Oleh karena itu, dia berharap persetujuan Presiden bisa segera diperoleh.
“Ya mestinya, ini kan sudah bulan 12, semoga saja segera,” jawab Bambang saat ditanya target dikantonginya persetujuan Presiden untuk pembentukan Satgas ini.
Seperti diketahui, salah satu tantangan dalam tata kelola sektor pertambangan di Indonesia adalah masih maraknya aktivitas penambang ilegal atau pertambangan tanpa izin (PETI). Selain merusak lingkungan dan mengganggu konservasi, menjamurnya tambang ilegal juga merugikan negara.
Bahkan tak jarang, kerap menyulut konflik sosial dan keamanan.
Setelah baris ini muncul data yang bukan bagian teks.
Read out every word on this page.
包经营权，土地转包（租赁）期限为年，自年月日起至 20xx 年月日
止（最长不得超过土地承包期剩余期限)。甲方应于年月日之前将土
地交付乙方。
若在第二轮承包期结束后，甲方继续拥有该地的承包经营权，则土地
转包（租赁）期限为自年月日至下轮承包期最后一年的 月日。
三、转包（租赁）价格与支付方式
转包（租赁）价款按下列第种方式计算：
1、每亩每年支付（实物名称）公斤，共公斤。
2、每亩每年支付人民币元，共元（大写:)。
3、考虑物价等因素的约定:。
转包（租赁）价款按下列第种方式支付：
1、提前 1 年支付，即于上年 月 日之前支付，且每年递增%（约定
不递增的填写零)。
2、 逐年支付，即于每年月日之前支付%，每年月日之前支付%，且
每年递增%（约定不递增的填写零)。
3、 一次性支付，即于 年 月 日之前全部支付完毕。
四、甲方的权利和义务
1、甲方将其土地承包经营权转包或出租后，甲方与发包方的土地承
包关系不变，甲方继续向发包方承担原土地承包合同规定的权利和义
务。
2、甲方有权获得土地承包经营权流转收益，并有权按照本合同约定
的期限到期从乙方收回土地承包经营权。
Berdasarkan hasil pemetaan, telah identifikasi terdapat sebanyak lokasi 2.741 PETI. Dari jumlah tersebut, sebanyak 1.215 lokasi telah ditetapkan sebagai Wilayah Pertambangan Rakyat (WPR).
Bambang mengungkapkan, diperlukan pendekatan khusus dan pembinaan untuk menertibkan praktik-praktik penambangan tanpa izin yang dilakukan oleh masyarakat setempat.
Sikap proaktif Pemda juga diperlukan dalam memperjuangkan pertambangan rakyat. Sebab pengajuan WPR sendiri dilakukan oleh Gubernur kepada Menteri ESDM dengan mempertimbangkan rekomendasi dan kesesuaian tata ruang, daya dukung lingkungan, dan daya tampung kegiatan.
Dilanjutkan dengan evaluasi oleh Bappeda, Dinas PUPR, dan Dinas Lingkungan Hidup. WPR juga harus memenuhi kriteria yang disebutkan Pasal 22 UU 3 Tahun 2020.
Titik fokus Ditjen Minerba dalam mengatasi tambang ilegal juga menyoroti “pemain-pemain besar” yang disinyalir sudah menambang secara ilegal dari lama dan terus menggerogoti potensi penerimaan negara.
Meski dibayang-bayangi polemik “backingan”, Bambang menyebutkan bahwa pihaknya berkomitmen untuk tegas menumpas PETI dengan segera membentuk satuan tugas (satgas) yang menangani illegal mining.(yo)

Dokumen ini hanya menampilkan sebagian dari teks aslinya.